2 of 2: Break boredom with simple thought practice.
Sometimes life passes and it seems that all days are the same. This has probably become especially evident to many during the ongoing epidemic.
Here the experts give their best suggestion to break a monotonous existence.
Many see January 1 as a chance for a new beginning.
However, even now, most things feel like an anticlassics. There is still an epidemic going on, we live under restrictions and cannot plan life properly as we usually do. In other words, everyday life becomes easily monotonous.
– And this is not necessarily a bad thing. For those who struggle with anxiety, the routine can be very reassuring, says Lucy Fuller, a psychiatrist at the Huffington Post.
But looking forward nothing can be consumed regardless.
Alienated from the outside world
There is a risk that we lock ourselves away from the outside world and forget about the small memories of everyday. The things that usually confuse us don’t seem to be that much anymore. And given the uncertainty of the current situation, it is difficult to see the end of the situation.
Fortunately, there are strategies to break the monotony.
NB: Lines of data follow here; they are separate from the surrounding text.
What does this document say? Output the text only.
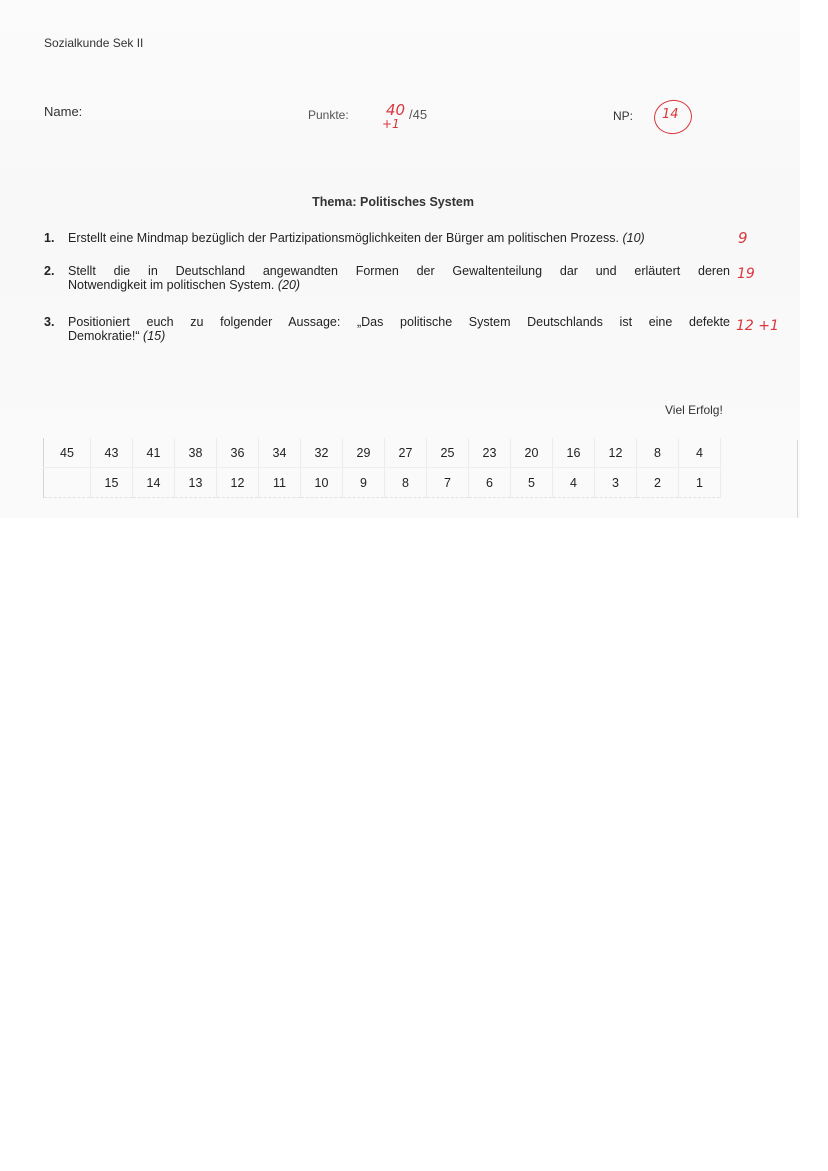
Sozialkunde Sek II
Name:	Punkte: 40
+1
/45	NP: 14
Thema: Politisches System
1. Erstellt eine Mindmap bezüglich der Partizipationsmöglichkeiten der Bürger am politischen Prozess. (10)	9
2. Stellt die in Deutschland angewandten Formen der Gewaltenteilung dar und erläutert deren
Notwendigkeit im politischen System. (20)
19
3. Positioniert euch zu folgender Aussage: „Das politische System Deutschlands ist eine defekte
Demokratie!“ (15)
12 +1
Viel Erfolg!
45	43	41	38	36	34	32	29	27	25	23	20	16	12	8	4
	15	14	13	12	11	10	9	8	7	6	5	4	3	2	1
Psychologist Sue Roffey believes that how we see our lives and how we react emotionally is related to our expectations.
If we constantly tell ourselves that life is boring, then we will live in constant despair.
– If we instead make a list of the books we want to read, the recipes we want to try or learn new things, we meet our challenges as if they were opportunities, says Roffey.
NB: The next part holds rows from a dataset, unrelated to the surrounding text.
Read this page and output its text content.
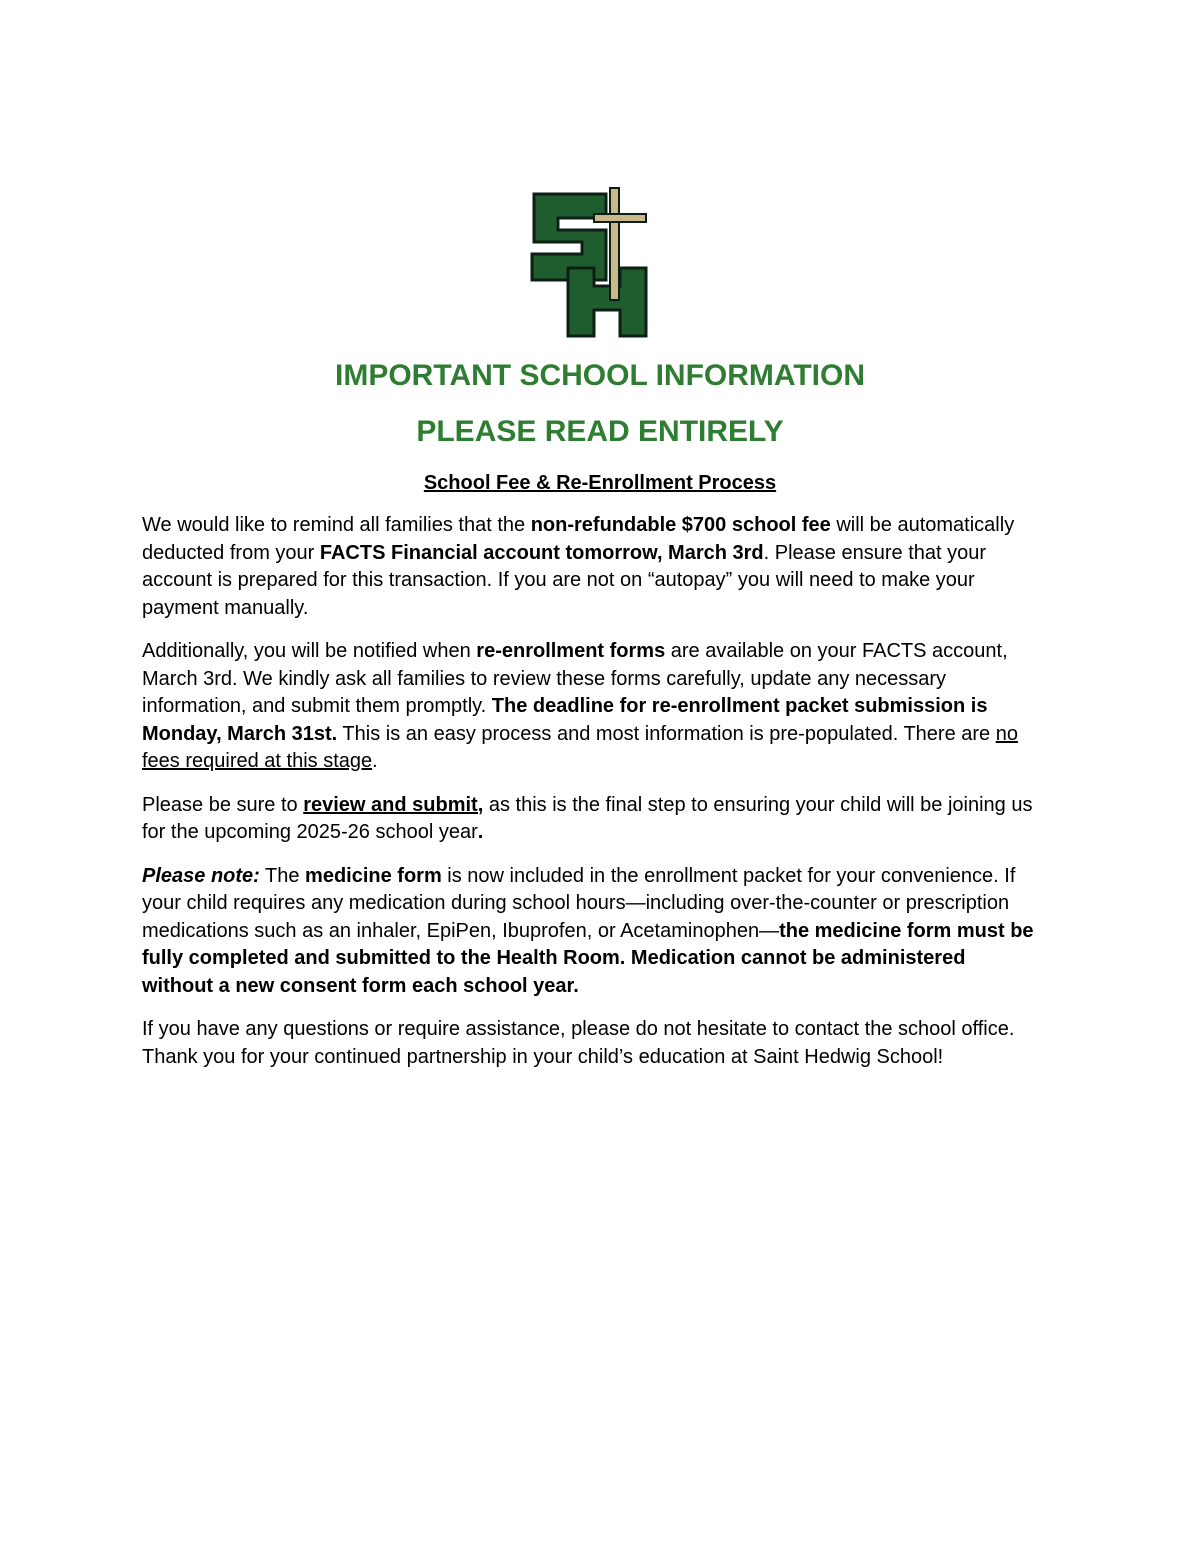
IMPORTANT SCHOOL INFORMATION
PLEASE READ ENTIRELY
School Fee & Re-Enrollment Process

We would like to remind all families that the non-refundable $700 school fee will be automatically deducted from your FACTS Financial account tomorrow, March 3rd. Please ensure that your account is prepared for this transaction. If you are not on “autopay” you will need to make your payment manually.

Additionally, you will be notified when re-enrollment forms are available on your FACTS account, March 3rd. We kindly ask all families to review these forms carefully, update any necessary information, and submit them promptly. The deadline for re-enrollment packet submission is Monday, March 31st. This is an easy process and most information is pre-populated. There are no fees required at this stage.

Please be sure to review and submit, as this is the final step to ensuring your child will be joining us for the upcoming 2025-26 school year.

Please note: The medicine form is now included in the enrollment packet for your convenience. If your child requires any medication during school hours—including over-the-counter or prescription medications such as an inhaler, EpiPen, Ibuprofen, or Acetaminophen—the medicine form must be fully completed and submitted to the Health Room. Medication cannot be administered without a new consent form each school year.

If you have any questions or require assistance, please do not hesitate to contact the school office.

Thank you for your continued partnership in your child’s education at Saint Hedwig School!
Her advice is to keep making plans that you divide into two categories: things you can do now and things that can only happen when the epidemic is over.
Simply put, the advice is to stop focusing on the negative aspects of life right now and on things that you still cannot influence.
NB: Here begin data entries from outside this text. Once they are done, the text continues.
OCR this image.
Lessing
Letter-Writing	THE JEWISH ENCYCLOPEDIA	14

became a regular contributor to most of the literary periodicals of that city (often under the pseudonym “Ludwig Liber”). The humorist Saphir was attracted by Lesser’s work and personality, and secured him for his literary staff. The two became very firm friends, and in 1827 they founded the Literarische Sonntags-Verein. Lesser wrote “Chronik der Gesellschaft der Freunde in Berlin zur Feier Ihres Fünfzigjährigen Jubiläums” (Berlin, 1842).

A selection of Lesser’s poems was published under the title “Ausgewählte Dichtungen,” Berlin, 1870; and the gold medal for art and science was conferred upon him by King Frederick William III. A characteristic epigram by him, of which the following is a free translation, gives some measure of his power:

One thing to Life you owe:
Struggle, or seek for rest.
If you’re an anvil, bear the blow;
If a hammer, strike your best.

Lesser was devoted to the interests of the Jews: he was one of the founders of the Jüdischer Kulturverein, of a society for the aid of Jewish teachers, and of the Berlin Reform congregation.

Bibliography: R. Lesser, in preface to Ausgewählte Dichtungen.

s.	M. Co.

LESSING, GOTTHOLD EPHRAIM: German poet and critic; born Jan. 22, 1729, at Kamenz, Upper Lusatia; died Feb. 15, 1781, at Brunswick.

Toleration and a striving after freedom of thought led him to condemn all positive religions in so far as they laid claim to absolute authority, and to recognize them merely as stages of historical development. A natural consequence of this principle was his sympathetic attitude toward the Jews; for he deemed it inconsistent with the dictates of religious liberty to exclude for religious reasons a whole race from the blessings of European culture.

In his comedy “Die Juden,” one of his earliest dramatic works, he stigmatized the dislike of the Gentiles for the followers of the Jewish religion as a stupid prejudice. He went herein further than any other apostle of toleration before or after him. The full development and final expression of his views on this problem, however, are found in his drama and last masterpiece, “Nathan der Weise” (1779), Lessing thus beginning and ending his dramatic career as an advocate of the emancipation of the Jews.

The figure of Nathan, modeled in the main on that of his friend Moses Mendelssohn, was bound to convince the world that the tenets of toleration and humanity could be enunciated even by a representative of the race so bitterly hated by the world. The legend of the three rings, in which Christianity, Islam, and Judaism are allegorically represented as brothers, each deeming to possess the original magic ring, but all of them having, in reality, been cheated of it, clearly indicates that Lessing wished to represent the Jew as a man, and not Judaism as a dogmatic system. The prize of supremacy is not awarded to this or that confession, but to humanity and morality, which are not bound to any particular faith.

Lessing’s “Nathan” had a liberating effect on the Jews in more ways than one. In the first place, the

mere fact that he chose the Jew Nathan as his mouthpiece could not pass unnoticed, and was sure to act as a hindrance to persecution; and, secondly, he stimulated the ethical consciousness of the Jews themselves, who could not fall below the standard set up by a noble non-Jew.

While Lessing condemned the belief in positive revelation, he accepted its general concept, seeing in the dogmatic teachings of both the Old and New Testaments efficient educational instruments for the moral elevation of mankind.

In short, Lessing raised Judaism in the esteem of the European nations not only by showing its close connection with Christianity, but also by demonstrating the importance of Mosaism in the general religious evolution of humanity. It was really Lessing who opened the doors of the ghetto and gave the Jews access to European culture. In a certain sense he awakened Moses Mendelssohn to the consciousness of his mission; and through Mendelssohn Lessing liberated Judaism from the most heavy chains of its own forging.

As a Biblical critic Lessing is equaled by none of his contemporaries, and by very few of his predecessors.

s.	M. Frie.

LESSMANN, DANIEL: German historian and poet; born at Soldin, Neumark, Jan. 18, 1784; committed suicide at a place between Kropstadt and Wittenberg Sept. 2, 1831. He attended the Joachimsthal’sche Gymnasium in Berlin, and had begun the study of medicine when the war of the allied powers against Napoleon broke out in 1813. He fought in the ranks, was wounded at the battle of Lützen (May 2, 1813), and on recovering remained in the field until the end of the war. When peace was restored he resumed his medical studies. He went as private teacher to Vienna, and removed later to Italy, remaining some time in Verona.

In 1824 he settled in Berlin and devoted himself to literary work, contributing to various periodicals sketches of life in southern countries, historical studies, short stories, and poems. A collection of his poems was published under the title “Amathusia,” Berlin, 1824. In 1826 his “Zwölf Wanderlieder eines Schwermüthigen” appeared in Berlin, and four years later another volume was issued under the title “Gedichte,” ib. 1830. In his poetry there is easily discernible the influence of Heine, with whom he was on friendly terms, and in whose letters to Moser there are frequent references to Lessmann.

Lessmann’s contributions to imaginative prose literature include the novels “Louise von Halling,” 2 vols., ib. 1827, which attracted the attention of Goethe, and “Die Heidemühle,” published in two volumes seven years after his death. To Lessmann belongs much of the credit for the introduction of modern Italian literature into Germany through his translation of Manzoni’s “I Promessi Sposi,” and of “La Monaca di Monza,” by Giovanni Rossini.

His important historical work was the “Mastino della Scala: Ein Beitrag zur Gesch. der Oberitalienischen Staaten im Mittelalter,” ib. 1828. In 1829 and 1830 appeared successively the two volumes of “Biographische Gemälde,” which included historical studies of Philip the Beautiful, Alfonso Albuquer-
Another simple exercise is to note three things that were different today than other days.
– It helps you pay attention to the small details of life, says Roffie.
According to psychologist Wendy Shooter, you can actively make small changes to your routine.
Like choosing a new route for your walk, shopping at another grocery store or making a new dish that you have never tried before. Or why not reintroduce, suppress or anything else that changes your environment.
It may also be important to remember that sterility is hardly the greatest challenge of an epidemic. People are dying, losing loved ones and suffering from economic crises. It gives both perspective and gratitude for not being impressed.